Ce lundi, un procès s’est ouvert à Tirana contre Ilir Meta, l’ancien président de l’Albanie, accusé de corruption et de blanchiment de fonds. Ce vétéran de la politique albanaise, âgé de 57 ans, comparaît aux côtés de quatre autres co-accusés, dont son ex-épouse, Monika Kryemadhi.
EN BREF
- Ilir Meta, ancien président d’Albanie, est jugé pour corruption et blanchiment de fonds.
- Le procès a débuté à Tirana, avec la présence de quatre co-accusés, dont son ex-femme.
- Meta rejette les accusations, les qualifiant de manœuvres politiques.
Arrêté en octobre 2024, Ilir Meta fait face à des accusations graves, notamment de corruption passive, de blanchiment des fonds et de fausse déclaration de patrimoine. Ces infractions remontent à plusieurs années, certaines ayant eu lieu alors qu’il était ministre de l’Économie entre 2010 et 2011.

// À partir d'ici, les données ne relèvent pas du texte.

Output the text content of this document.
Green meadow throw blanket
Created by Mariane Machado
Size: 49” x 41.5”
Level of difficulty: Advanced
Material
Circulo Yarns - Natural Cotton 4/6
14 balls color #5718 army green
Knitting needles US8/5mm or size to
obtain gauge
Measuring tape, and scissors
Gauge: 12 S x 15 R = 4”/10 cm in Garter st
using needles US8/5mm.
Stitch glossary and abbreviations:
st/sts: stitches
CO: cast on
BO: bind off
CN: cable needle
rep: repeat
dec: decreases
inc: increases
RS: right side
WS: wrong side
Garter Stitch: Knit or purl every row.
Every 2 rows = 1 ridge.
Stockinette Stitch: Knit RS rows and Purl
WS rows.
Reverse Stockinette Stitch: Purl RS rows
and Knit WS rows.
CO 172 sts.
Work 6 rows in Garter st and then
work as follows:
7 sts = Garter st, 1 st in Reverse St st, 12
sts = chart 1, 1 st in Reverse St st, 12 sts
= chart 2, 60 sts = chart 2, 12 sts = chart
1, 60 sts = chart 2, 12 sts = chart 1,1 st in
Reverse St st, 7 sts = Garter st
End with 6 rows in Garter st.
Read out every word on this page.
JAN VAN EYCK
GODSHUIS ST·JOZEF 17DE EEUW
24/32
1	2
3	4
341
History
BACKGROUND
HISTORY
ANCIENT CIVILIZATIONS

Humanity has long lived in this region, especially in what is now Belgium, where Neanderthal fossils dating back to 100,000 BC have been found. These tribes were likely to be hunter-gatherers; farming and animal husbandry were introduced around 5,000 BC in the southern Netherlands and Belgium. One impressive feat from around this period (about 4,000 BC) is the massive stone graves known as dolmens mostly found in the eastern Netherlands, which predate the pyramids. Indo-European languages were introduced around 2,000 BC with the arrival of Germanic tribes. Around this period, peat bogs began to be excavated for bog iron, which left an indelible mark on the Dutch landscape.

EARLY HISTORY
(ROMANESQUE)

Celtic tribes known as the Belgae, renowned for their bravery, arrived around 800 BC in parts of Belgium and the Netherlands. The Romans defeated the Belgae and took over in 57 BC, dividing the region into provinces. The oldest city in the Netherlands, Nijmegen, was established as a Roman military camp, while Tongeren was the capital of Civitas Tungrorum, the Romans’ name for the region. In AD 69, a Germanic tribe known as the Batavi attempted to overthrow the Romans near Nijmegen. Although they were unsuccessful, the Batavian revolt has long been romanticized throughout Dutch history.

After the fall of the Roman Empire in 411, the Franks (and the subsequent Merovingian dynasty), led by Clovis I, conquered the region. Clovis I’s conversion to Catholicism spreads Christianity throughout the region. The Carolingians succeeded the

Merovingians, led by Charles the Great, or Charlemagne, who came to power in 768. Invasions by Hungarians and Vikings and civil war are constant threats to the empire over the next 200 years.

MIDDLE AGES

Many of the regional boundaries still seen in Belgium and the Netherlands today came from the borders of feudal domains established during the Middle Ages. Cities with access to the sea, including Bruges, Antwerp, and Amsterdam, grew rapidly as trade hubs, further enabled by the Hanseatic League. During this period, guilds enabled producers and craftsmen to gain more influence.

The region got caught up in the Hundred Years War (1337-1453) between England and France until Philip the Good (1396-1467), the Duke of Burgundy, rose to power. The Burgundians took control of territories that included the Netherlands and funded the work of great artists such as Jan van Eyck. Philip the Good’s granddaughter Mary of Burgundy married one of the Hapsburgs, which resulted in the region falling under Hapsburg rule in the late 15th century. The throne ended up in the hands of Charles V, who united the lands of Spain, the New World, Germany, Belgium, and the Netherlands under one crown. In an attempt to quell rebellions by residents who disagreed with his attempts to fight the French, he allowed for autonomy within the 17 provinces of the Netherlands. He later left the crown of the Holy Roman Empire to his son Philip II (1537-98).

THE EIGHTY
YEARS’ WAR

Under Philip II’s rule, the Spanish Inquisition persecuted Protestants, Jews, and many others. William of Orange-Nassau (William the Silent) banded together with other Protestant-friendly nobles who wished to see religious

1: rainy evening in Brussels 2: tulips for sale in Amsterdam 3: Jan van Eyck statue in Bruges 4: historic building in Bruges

Son arrestation a suscité un vif débat en Albanie, où beaucoup perçoivent cette affaire comme un affrontement politique, Meta étant un ardent critique du Premier ministre Edi Rama. À l’ouverture de l’audience, il a demandé que le procès soit diffusé en direct, affirmant que cela respecterait les citoyens qu’il a servis. « Par respect pour les citoyens auxquels j’ai servi avec dévouement, je demande au Tribunal spécial de garantir la transmission en direct de l’intégralité de ce procès », a-t-il déclaré depuis le box vitré.
Cette première apparition publique depuis son arrestation a permis de voir un homme déterminé à défendre son honneur. Cependant, l’audience a été rapidement close en raison de l’absence d’un témoin crucial, la mère de son ex-épouse. La juge Etleva Deda a d’ores et déjà annoncé que la prochaine audience se tiendra le 11 mai.
Monika Kryemadhi, ex-épouse de Meta et ancienne députée, est également accusée des mêmes infractions. Elle ne fait pas l’objet d’une détention mais comparaît sous contrôle judiciaire. Les deux ex-époux sont soupçonnés d’avoir agi de concert dans une série d’infractions pénales.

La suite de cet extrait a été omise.